Aus diesem Grund fordert der Präsident der Deutschen Krankenhausgesellschaft, Gerald Gaß, nun von Bundesgesundheitsminister Jens Spahn (CDU) die Wiedereinführung der sogenannten Freihaltepauschale. Ende September war diese ausgelaufen. „Die Krankenhäuser haben im Frühjahr bewiesen, wie schnell sie Kapazitäten freibekommen können“, sagte Gaß unserer Redaktion. Zudem habe man heute mehr technische Kapazitäten aufgebaut, als man sie im März hatte. Freihaltequoten seien in dieser Situation sinnvoll und müssten mit entsprechenden finanziellen Sicherheiten für die Krankenhäuser flankiert werden. „Die Wiedereinführung der Freihaltepauschale ist zwingend, damit die Krankenhäuser in finanzieller Hinsicht den Rücken freihaben“, sagte Gaß. „Wir wollen anders als im
Frühjahr keinen flächendeckenden und unkoordinierten Lockdown in den Kliniken.“Dies würde gestuft und vor Ort besser abgestimmt erfolgen, sagte Gaß.

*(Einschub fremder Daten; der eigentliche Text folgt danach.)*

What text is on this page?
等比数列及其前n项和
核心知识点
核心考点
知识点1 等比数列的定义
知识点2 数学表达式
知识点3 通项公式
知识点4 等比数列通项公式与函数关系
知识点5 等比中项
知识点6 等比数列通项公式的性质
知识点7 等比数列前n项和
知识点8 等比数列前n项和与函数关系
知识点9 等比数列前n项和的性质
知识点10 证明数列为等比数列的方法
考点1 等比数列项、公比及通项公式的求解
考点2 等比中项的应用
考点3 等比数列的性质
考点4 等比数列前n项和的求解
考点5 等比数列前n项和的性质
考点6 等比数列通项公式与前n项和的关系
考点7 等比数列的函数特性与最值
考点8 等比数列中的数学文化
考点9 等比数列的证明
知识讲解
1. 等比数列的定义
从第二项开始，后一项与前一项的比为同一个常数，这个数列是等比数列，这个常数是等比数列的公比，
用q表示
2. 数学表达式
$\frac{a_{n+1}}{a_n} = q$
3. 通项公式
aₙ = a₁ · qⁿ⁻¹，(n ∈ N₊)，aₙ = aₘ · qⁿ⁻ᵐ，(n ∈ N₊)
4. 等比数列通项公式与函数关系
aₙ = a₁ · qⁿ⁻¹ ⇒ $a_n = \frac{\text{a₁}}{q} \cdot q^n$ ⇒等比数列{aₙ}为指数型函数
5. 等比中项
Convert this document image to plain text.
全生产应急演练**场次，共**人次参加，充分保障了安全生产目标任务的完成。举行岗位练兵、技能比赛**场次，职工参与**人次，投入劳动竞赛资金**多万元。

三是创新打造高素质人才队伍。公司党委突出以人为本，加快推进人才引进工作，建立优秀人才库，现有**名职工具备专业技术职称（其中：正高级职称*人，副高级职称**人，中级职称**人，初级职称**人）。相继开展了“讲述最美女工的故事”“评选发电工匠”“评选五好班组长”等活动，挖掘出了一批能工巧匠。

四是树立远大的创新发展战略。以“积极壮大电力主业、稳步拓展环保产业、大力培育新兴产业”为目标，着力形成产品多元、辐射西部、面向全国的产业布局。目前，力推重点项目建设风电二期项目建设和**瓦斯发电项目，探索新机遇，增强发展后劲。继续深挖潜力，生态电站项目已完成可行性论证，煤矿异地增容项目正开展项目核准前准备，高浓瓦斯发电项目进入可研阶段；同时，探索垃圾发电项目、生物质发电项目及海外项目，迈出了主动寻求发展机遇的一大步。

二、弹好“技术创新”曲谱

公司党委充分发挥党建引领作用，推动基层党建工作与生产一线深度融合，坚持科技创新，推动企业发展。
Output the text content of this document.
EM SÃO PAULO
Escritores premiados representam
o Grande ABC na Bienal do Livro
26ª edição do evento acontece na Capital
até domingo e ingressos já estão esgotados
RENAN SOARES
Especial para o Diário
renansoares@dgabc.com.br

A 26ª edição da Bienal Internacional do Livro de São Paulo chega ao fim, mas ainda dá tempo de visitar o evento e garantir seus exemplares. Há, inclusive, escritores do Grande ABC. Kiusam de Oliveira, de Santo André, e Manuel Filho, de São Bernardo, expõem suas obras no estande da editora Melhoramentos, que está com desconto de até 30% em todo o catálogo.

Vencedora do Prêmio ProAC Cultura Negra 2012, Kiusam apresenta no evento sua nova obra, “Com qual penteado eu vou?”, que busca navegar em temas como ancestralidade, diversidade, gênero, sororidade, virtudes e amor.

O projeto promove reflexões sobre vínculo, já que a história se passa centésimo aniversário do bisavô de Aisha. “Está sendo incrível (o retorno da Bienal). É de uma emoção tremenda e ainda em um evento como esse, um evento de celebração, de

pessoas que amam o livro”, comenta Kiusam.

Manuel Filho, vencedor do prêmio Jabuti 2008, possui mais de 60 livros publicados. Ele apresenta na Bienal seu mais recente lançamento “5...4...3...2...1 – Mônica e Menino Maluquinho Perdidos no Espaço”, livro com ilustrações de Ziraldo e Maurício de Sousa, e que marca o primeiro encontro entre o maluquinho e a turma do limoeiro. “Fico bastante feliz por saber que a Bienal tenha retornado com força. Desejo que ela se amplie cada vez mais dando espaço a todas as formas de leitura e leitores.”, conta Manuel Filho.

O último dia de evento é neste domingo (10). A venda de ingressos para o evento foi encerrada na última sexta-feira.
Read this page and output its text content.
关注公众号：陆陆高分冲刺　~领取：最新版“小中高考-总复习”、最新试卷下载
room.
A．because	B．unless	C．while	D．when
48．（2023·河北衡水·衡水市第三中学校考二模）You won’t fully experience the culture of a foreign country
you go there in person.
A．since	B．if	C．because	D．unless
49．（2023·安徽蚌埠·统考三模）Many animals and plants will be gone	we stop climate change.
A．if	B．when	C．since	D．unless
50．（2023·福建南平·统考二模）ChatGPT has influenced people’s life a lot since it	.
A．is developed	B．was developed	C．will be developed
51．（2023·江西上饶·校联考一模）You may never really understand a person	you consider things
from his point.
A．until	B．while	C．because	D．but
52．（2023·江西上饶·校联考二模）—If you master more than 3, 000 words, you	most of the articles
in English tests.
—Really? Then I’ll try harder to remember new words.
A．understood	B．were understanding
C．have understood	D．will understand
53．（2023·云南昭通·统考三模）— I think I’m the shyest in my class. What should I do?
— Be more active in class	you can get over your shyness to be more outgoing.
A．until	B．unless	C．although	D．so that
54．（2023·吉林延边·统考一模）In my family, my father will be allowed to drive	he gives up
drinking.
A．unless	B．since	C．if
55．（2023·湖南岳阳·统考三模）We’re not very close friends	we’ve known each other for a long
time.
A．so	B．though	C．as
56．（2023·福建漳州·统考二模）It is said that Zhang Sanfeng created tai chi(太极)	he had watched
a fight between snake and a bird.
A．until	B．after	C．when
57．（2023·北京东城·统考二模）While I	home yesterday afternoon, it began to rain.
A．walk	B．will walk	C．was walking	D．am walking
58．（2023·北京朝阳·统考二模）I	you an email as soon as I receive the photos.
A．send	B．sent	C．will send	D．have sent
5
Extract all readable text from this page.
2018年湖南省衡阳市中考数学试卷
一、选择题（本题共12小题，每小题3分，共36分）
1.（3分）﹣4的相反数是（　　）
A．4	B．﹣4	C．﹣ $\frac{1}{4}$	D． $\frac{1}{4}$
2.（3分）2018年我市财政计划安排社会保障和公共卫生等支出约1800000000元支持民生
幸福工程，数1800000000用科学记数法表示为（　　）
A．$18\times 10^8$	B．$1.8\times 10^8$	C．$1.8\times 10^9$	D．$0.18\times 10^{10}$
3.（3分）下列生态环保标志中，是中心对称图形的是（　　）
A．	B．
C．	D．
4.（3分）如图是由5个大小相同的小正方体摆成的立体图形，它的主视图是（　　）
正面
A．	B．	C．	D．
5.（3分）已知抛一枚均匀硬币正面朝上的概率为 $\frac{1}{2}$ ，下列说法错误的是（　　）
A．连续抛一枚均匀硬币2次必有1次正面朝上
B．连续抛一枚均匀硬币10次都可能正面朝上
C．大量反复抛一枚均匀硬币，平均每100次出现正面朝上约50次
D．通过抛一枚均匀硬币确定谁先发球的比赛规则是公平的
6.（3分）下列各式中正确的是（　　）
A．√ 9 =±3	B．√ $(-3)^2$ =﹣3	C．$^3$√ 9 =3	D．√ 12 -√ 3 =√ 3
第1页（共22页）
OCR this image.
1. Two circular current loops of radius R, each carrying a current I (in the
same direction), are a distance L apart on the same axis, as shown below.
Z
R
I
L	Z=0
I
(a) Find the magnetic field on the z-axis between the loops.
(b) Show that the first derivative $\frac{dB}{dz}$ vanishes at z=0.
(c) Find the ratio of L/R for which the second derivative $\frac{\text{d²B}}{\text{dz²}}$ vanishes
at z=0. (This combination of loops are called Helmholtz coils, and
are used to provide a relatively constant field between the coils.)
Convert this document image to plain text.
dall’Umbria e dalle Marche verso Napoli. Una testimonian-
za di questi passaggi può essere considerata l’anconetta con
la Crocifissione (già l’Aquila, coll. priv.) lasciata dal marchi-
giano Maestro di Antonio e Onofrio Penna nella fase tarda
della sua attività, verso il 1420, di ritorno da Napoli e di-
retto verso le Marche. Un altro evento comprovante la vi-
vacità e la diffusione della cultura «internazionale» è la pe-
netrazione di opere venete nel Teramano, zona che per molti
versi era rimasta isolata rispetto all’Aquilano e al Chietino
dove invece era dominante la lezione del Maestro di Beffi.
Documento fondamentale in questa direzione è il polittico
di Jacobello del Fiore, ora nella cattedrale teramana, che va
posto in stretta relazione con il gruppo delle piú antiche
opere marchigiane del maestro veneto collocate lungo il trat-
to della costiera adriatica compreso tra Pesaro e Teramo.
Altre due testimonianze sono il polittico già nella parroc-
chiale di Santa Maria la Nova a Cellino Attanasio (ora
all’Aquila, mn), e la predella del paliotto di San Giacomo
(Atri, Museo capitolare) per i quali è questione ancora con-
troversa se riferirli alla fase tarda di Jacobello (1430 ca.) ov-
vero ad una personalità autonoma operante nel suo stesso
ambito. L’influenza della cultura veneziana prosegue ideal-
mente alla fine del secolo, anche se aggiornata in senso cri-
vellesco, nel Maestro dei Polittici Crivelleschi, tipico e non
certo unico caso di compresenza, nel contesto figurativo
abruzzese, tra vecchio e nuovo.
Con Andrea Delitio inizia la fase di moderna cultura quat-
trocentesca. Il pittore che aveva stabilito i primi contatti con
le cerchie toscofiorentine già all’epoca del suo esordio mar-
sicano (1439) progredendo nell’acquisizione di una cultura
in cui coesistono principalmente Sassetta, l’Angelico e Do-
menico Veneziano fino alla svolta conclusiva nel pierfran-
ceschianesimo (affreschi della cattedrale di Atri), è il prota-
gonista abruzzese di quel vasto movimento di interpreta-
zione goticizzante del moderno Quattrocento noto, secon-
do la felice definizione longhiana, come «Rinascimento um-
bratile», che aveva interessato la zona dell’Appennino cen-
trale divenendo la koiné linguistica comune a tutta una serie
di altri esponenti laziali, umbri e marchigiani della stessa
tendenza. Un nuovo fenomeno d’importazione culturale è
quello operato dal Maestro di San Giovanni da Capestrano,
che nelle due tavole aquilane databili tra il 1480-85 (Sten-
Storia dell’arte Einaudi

Nach Einschätzung des Intensivmediziners Janssens waren die Beschlüsse von Bund und Ländern richtig und überfällig. Er sprach von einer insgesamt noch beherrschbaren Situation im Gesundheitssystem, sollten die Infektionszahlen in den kommenden Wochen nicht weiter unkontrolliert ansteigen. Zugleich teilte er die Ansicht von Stefan Kluge, Leiter der Intensivmedizin am Universitätsklinikum Hamburg-Eppendorf. Er sprach am Donnerstag von einer „absolut besorgniserregenden“Lage. Von den Infizierten müssten etwa fünf Prozent im Krankenhaus behandelt werden, zwei Prozent auf der Intensivstation, so Kluge. Über 70-Jährige hätten ein Todesrisiko von über 50 Prozent.
Dabei ist das Problem in NRW und Deutschland nicht so sehr die Anzahl der Intensivbetten. „Wir haben mehr Betten und mehr Beatmungsgeräte als zu Beginn der Pandemie“, sagte Janssens. Es gebe aber nicht genug Personal, das sich um die Patienten kümmern könnte. Er forderte daher, die Pflegepersonal-Untergrenze wieder auszusetzen, wenn die Infektionszahlen weiter ansteigen. Die Vereinigung Divi führt ein Register, das die bundesweit freien Intensivbetten anzeigt. Daraus geht jedoch nicht hervor, wie viele der Betten tatsächlich betrieben werden könnten, weil Personalmangel nicht eingerechnet ist. Janssens forderte die Krankenhäuser deshalb dringend auf, nur bepflegbare Bettenkapazitäten anzugeben, um mehr Transparenz und auf diese Weise echte Planungssicherheit zu bieten.